Me sé todas las artimañas de la calle. He crecido en ellas. La primera ley del peatón, conocida popularmente como “ley de la selva”, dispone: si al alcanzar a un mayor bamboleante cargado con bolsas que ocupa casi toda la acera vuelve la cabeza, se desplazará hacia el costado por el que lo vas a rebasar para “ganar la posición”, como en el baloncesto. Como conozco la disposición, nada más veo que se gira me dirijo hacia el lado contrario y paso como un cohete. No falla.

La segunda ley establece que si de frente viene un grupo que ocupa todo el enlosado, como en el juego “a tapar la calle, que no pase nadie”, debes dirigirte con paso decidido a atravesarlo por el centro. Nada de irte a uno u otro lado. Se produce el mismo fenómeno que en un banco de peces al que disparas un arpón. Se abre al instante y permite su paso por medio.

Hoy he salido de casa y al poco me exhibí con un adelantamiento a Gacela, una rauda preciosidad del barrio a la que tengo echado el ojo. De inmediato vi al impoluto nene tambaleante que se interponía en mi camino, pero confié en mi aceleración para sortearlo por la derecha. Sus apasionados papás lo observaban evolucionar a cierta distancia en aquellos primeros pasitos solo por la acera. Lo que yo no había previsto es que él también fuese tan rápido como para abrazarse a mi pierna izquierda para no caerse al rebasarlo con la derecha.

Debo hacer un inciso para explicar que soy zurdo, que juego al futbol y que la potencia de mi chut no es nada desdeñable.

Inclinado hacia delante no pude evitar dar la zancada con la pierna izquierda para no caerme. El bebé sentado en mi pie salió catapultado por los aires, dio de culo en pañales contra un árbol y cayó de bruces en su alcorque, repleto de cacas de perro. Entre aullidos y pringoso, pero de una pieza, por fortuna.
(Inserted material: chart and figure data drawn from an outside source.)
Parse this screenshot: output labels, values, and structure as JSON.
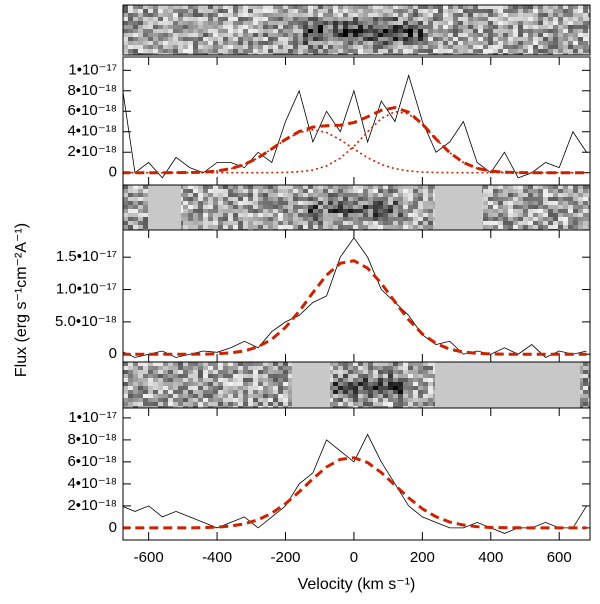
{
  "chart_data": [
    {
      "type": "line",
      "x": [
        -680,
        -640,
        -600,
        -560,
        -520,
        -480,
        -440,
        -400,
        -360,
        -320,
        -280,
        -240,
        -200,
        -160,
        -120,
        -80,
        -40,
        0,
        40,
        80,
        120,
        160,
        200,
        240,
        280,
        320,
        360,
        400,
        440,
        480,
        520,
        560,
        600,
        640,
        680
      ],
      "xlim": [
        -675,
        690
      ],
      "xticks": [
        -600,
        -400,
        -200,
        0,
        200,
        400,
        600
      ],
      "ylim": [
        -1.2e-18,
        1.13e-17
      ],
      "yticks": [
        0,
        {
          "value": 2e-18,
          "label": "2•10⁻¹⁸"
        },
        {
          "value": 4e-18,
          "label": "4•10⁻¹⁸"
        },
        {
          "value": 6e-18,
          "label": "6•10⁻¹⁸"
        },
        {
          "value": 8e-18,
          "label": "8•10⁻¹⁸"
        },
        {
          "value": 1e-17,
          "label": "1•10⁻¹⁷"
        }
      ],
      "series": [
        {
          "color": "#000000",
          "style": "solid",
          "values": [
            9e-18,
            0,
            1e-18,
            -5e-19,
            1.5e-18,
            5e-19,
            0,
            1e-18,
            1e-18,
            5e-19,
            2e-18,
            1e-18,
            5e-18,
            8e-18,
            3e-18,
            6e-18,
            4e-18,
            8e-18,
            3e-18,
            7e-18,
            5e-18,
            9.5e-18,
            5e-18,
            2e-18,
            3e-18,
            5e-18,
            1e-18,
            0,
            2e-18,
            -5e-19,
            0,
            1e-18,
            5e-19,
            4e-18,
            2e-18
          ]
        },
        {
          "color": "#cc2200",
          "style": "dashed",
          "values": [
            0,
            0,
            0,
            0,
            1e-20,
            2e-20,
            6e-20,
            1.7e-19,
            3.9e-19,
            8.1e-19,
            1.46e-18,
            2.33e-18,
            3.25e-18,
            4.02e-18,
            4.46e-18,
            4.59e-18,
            4.64e-18,
            4.9e-18,
            5.46e-18,
            6.1e-18,
            6.36e-18,
            5.91e-18,
            4.75e-18,
            3.29e-18,
            1.96e-18,
            9.9e-19,
            4.3e-19,
            1.6e-19,
            5e-20,
            1e-20,
            0,
            0,
            0,
            0,
            0
          ]
        },
        {
          "color": "#cc2200",
          "style": "dotted",
          "values": [
            0,
            0,
            0,
            0,
            1e-20,
            2e-20,
            6e-20,
            1.7e-19,
            3.9e-19,
            8.1e-19,
            1.46e-18,
            2.32e-18,
            3.22e-18,
            3.93e-18,
            4.2e-18,
            3.93e-18,
            3.22e-18,
            2.32e-18,
            1.46e-18,
            8.1e-19,
            3.9e-19,
            1.7e-19,
            6e-20,
            2e-20,
            1e-20,
            0,
            0,
            0,
            0,
            0,
            0,
            0,
            0,
            0,
            0
          ]
        },
        {
          "color": "#cc2200",
          "style": "dotted",
          "values": [
            0,
            0,
            0,
            0,
            0,
            0,
            0,
            0,
            0,
            0,
            0,
            1e-20,
            3e-20,
            9e-20,
            2.6e-19,
            6.6e-19,
            1.42e-18,
            2.58e-18,
            4e-18,
            5.29e-18,
            5.97e-18,
            5.74e-18,
            4.69e-18,
            3.27e-18,
            1.95e-18,
            9.9e-19,
            4.3e-19,
            1.6e-19,
            5e-20,
            1e-20,
            0,
            0,
            0,
            0,
            0
          ]
        }
      ]
    },
    {
      "type": "line",
      "ylabel": "Flux (erg s⁻¹cm⁻²A⁻¹)",
      "x": [
        -680,
        -640,
        -600,
        -560,
        -520,
        -480,
        -440,
        -400,
        -360,
        -320,
        -280,
        -240,
        -200,
        -160,
        -120,
        -80,
        -40,
        0,
        40,
        80,
        120,
        160,
        200,
        240,
        280,
        320,
        360,
        400,
        440,
        480,
        520,
        560,
        600,
        640,
        680
      ],
      "xlim": [
        -675,
        690
      ],
      "xticks": [
        -600,
        -400,
        -200,
        0,
        200,
        400,
        600
      ],
      "ylim": [
        -1.2e-18,
        1.92e-17
      ],
      "yticks": [
        0,
        {
          "value": 5e-18,
          "label": "5.0•10⁻¹⁸"
        },
        {
          "value": 1e-17,
          "label": "1.0•10⁻¹⁷"
        },
        {
          "value": 1.5e-17,
          "label": "1.5•10⁻¹⁷"
        }
      ],
      "series": [
        {
          "color": "#000000",
          "style": "solid",
          "values": [
            5e-19,
            -5e-19,
            0,
            5e-19,
            -5e-19,
            0,
            5e-19,
            3e-19,
            1e-18,
            2e-18,
            1e-18,
            3.5e-18,
            5e-18,
            6e-18,
            8e-18,
            9e-18,
            1.5e-17,
            1.8e-17,
            1.5e-17,
            1e-17,
            8e-18,
            6e-18,
            3e-18,
            1.5e-18,
            2e-18,
            0,
            5e-19,
            0,
            1e-18,
            0,
            1.5e-18,
            -5e-19,
            5e-19,
            0,
            5e-19
          ]
        },
        {
          "color": "#cc2200",
          "style": "dashed",
          "values": [
            0,
            0,
            0,
            0,
            0,
            0,
            2e-20,
            7e-20,
            2.1e-19,
            5.1e-19,
            1.16e-18,
            2.31e-18,
            4.15e-18,
            6.64e-18,
            9.52e-18,
            1.223e-17,
            1.405e-17,
            1.445e-17,
            1.329e-17,
            1.095e-17,
            8.08e-18,
            5.33e-18,
            3.14e-18,
            1.66e-18,
            7.8e-19,
            3.3e-19,
            1.3e-19,
            4e-20,
            1e-20,
            0,
            0,
            0,
            0,
            0,
            0
          ]
        }
      ]
    },
    {
      "type": "line",
      "xlabel": "Velocity (km s⁻¹)",
      "x": [
        -680,
        -640,
        -600,
        -560,
        -520,
        -480,
        -440,
        -400,
        -360,
        -320,
        -280,
        -240,
        -200,
        -160,
        -120,
        -80,
        -40,
        0,
        40,
        80,
        120,
        160,
        200,
        240,
        280,
        320,
        360,
        400,
        440,
        480,
        520,
        560,
        600,
        640,
        680
      ],
      "xlim": [
        -675,
        690
      ],
      "xticks": [
        -600,
        -400,
        -200,
        0,
        200,
        400,
        600
      ],
      "ylim": [
        -1.1e-18,
        1.09e-17
      ],
      "yticks": [
        0,
        {
          "value": 2e-18,
          "label": "2•10⁻¹⁸"
        },
        {
          "value": 4e-18,
          "label": "4•10⁻¹⁸"
        },
        {
          "value": 6e-18,
          "label": "6•10⁻¹⁸"
        },
        {
          "value": 8e-18,
          "label": "8•10⁻¹⁸"
        },
        {
          "value": 1e-17,
          "label": "1•10⁻¹⁷"
        }
      ],
      "series": [
        {
          "color": "#000000",
          "style": "solid",
          "values": [
            2e-18,
            1.5e-18,
            2e-18,
            1e-18,
            1.5e-18,
            1e-18,
            5e-19,
            0,
            5e-19,
            1e-18,
            0,
            1e-18,
            2e-18,
            4e-18,
            5e-18,
            8e-18,
            7e-18,
            6e-18,
            8.5e-18,
            6e-18,
            4e-18,
            2e-18,
            1e-18,
            5e-19,
            0,
            0,
            5e-19,
            0,
            -5e-19,
            0,
            0,
            5e-19,
            0,
            0,
            2e-18
          ]
        },
        {
          "color": "#cc2200",
          "style": "dashed",
          "values": [
            0,
            0,
            0,
            0,
            0,
            0,
            3e-20,
            7e-20,
            1.7e-19,
            3.7e-19,
            7.4e-19,
            1.34e-18,
            2.2e-18,
            3.28e-18,
            4.47e-18,
            5.54e-18,
            6.23e-18,
            6.38e-18,
            5.94e-18,
            5.03e-18,
            3.88e-18,
            2.73e-18,
            1.74e-18,
            1.01e-18,
            5.3e-19,
            2.6e-19,
            1.1e-19,
            4e-20,
            2e-20,
            1e-20,
            0,
            0,
            0,
            0,
            0
          ]
        }
      ]
    }
  ]
}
Me libró de un inmediato ajuste de cuentas que la mamá sufriese un ataque de histeria con soponcio incluido y que el papá tuviese que atenderla mientras yo levantaba e intentaba calmar al bebé, que me cedió con desprendimiento buena parte de los excrementos caninos.

Pedí torpes y repetidas excusas a las que los padres respondían con improperios y gestos amenazantes. Como debía ser un chico duro dejó de llorar y los padres se tranquilizaron. Tal vez no fue solo por eso sino también por observar mi enmerdado estado y pensar que ya se había hecho justicia divina.

Antes de dirigirme rápido a casa a ocultar mi jeta color sandía, recibí descorazonado la mueca de repulsa de Gacela con el labio superior arrugado en posición de Flehmen.